Por outro lado, posso dar dois exemplos interessantes do uso correto do “apelo à Tradição”, um de Lutero e outro de Agostinho. Lutero escreve:

“Que o batismo das crianças é agradável a Cristo é suficientemente provado de Sua própria obra, ou seja, que Deus santifica tantos desses que foram batizados assim e lhes deu o Espírito Santo; e que há ainda hoje muitos nos quais percebemos que possuem o Espírito Santo tanto por sua doutrina quanto por suas vidas. [...] Ora, se Deus confirma o batismo pelos dons do Espírito Santo, como é plenamente perceptível em alguns dos Padres da Igreja, como em Bernardo, Gerson, João Huss e outros, que foram batizados na infância, e se a santa Igreja cristã não pode perecer até o fim do mundo, devem admitir que esse batismo infantil é agradável a Deus. Porque Ele não poderia fazer oposição a Si mesmo, ou patrocinar a falsidade e a iniquidade, ou por sua promoção comunicar Sua graça e Espírito. Essa é, na verdade, a melhor e mais forte das provas para os simples e iletrados. Pois não tirarão de nós, nem subverterão, este artigo: ‘Creio na santa Igreja cristã, a comunhão dos santos’.” (Catecismo Maior, IV, 49–56).

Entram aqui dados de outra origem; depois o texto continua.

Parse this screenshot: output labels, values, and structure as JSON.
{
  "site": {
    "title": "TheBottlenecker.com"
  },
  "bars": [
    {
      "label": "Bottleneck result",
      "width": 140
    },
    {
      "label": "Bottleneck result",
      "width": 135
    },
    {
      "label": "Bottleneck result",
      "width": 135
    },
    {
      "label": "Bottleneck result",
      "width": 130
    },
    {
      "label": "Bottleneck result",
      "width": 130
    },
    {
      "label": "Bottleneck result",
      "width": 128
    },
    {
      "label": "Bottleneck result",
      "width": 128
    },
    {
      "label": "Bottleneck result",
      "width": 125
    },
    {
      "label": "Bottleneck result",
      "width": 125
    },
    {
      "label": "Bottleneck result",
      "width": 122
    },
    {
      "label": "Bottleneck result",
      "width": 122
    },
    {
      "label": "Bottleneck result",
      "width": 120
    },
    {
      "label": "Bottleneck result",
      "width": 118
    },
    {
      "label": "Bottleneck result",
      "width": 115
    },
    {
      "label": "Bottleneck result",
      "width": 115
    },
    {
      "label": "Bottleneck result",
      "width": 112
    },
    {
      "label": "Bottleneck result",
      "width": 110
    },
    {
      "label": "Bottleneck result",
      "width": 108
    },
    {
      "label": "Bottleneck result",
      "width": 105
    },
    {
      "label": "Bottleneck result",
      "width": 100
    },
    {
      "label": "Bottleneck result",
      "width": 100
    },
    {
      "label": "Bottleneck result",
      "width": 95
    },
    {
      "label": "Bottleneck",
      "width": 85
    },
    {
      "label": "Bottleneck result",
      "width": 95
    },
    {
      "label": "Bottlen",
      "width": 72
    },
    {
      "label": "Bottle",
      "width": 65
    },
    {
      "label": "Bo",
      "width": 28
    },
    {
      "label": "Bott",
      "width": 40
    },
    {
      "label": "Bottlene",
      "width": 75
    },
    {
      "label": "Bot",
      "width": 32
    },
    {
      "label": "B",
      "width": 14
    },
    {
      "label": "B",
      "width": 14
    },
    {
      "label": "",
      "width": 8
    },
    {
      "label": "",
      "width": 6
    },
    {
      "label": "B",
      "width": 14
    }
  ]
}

Veja como Lutero usa o “apelo à Igreja” como prova do batismo infantil. Ele também utiliza argumentos bíblicos, mas o modo como recorre à Igreja é o mesmo princípio lógico que move os ortodoxos a apelarem à Tradição. Quando se fala em rejeitar a sola scriptura, é disso que se trata em primeiro lugar.

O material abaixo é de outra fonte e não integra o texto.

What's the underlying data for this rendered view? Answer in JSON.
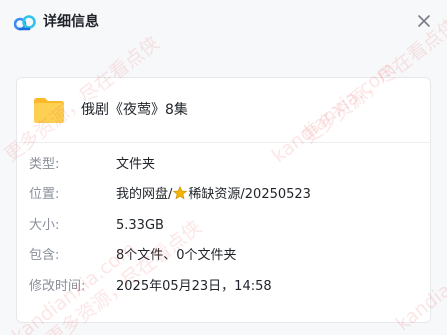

Agostinho oferece outro exemplo da mesma lógica. Depois de citar o apoio bíblico de 2 Macabeus para as orações pelos mortos, ele acrescenta:

“Mas, mesmo que em nenhuma parte das Escrituras antigas isto se lesse, não seria pequena a autoridade de toda a Igreja, que nesta prática se manifesta, onde, nas orações do sacerdote, que são derramadas ao Senhor Deus junto ao seu altar, tem também o seu lugar a recomendação dos mortos.” (Sermão 172, 2).

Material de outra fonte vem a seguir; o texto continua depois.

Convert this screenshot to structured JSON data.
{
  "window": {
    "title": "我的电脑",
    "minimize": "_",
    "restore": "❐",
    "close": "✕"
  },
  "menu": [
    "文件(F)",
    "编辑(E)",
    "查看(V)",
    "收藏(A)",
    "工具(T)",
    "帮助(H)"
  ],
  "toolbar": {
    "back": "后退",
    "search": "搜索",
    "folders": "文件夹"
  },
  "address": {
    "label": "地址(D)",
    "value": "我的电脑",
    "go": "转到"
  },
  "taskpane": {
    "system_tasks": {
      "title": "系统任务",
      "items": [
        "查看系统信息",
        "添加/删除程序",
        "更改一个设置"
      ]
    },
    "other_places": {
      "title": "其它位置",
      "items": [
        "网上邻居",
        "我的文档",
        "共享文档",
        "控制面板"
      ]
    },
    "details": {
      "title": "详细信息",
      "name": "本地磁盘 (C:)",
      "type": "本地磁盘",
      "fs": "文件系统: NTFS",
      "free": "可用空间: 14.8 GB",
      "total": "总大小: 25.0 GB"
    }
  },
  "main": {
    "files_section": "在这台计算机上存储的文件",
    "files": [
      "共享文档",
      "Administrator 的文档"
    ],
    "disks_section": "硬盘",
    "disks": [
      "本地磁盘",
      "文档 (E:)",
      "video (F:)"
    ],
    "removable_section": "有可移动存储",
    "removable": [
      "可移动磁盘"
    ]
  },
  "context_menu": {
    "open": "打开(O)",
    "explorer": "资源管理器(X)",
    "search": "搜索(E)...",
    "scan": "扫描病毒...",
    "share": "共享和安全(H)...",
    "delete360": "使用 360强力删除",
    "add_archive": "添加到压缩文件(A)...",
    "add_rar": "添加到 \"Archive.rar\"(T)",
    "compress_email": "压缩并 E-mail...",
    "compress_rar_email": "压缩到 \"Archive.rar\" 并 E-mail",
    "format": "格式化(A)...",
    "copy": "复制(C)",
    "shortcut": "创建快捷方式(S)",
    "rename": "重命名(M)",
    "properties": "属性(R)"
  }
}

Agostinho está afirmando o oposto de quem diz: “ainda que isso seja um costume universal e antigo da Igreja, por não se encontrar claramente nas Escrituras, devo rejeitá-lo”. É precisamente esse raciocínio que ele combate.

O “apelo à Tradição” é, primariamente, um apelo à Igreja: significa confiar que a Igreja universal é guiada por Deus e preservada na fé. A citação de Lutero sobre o batismo infantil ser garantido “pelo artigo da Igreja” ilustra isso perfeitamente, assim como a de Agostinho sobre as orações pelos mortos, válidas “mesmo que não estivessem escritas nas Escrituras”. Por outro lado, a afirmação de Zwingli de que “todos estiveram errados desde os apóstolos” exemplifica o raciocínio oposto — a desconfiança em relação à Igreja e a disposição de pensar que ela poderia ter falhado universal e fundamentalmente.

Secundariamente, o “apelo à Tradição” pode incluir também costumes extra-bíblicos. Basílio de Cesareia utiliza esse sentido ao mencionar práticas como a tríplice imersão e o sinal da cruz (De Spiritu Sancto, XXVII, 66–67). Outros Padres mencionam, nesse mesmo sentido, a invocação da intercessão dos santos ou as orações pelos mortos. Também é verdade que algumas doutrinas ortodoxas podem ser vistas como extra-bíblicas, como a assunção de Maria ou sua virgindade perpétua. Mas elas também são ancoradas nas Escrituras, de maneiras mais indiretas.

Do meu ponto de vista, o catolicismo romano foi longe demais. Costumes como as indulgências, a negação do cálice e o celibato universal do clero, e doutrinas como a infalibilidade papal e a imaculada conceição de Maria, extrapolam o que poderia ser legitimamente visto como “entendimento eclesiástico” ou “costume antigo”. Entendo, portanto, por que a Reforma surgiu em resposta a isso e procurou se basear nas Escrituras.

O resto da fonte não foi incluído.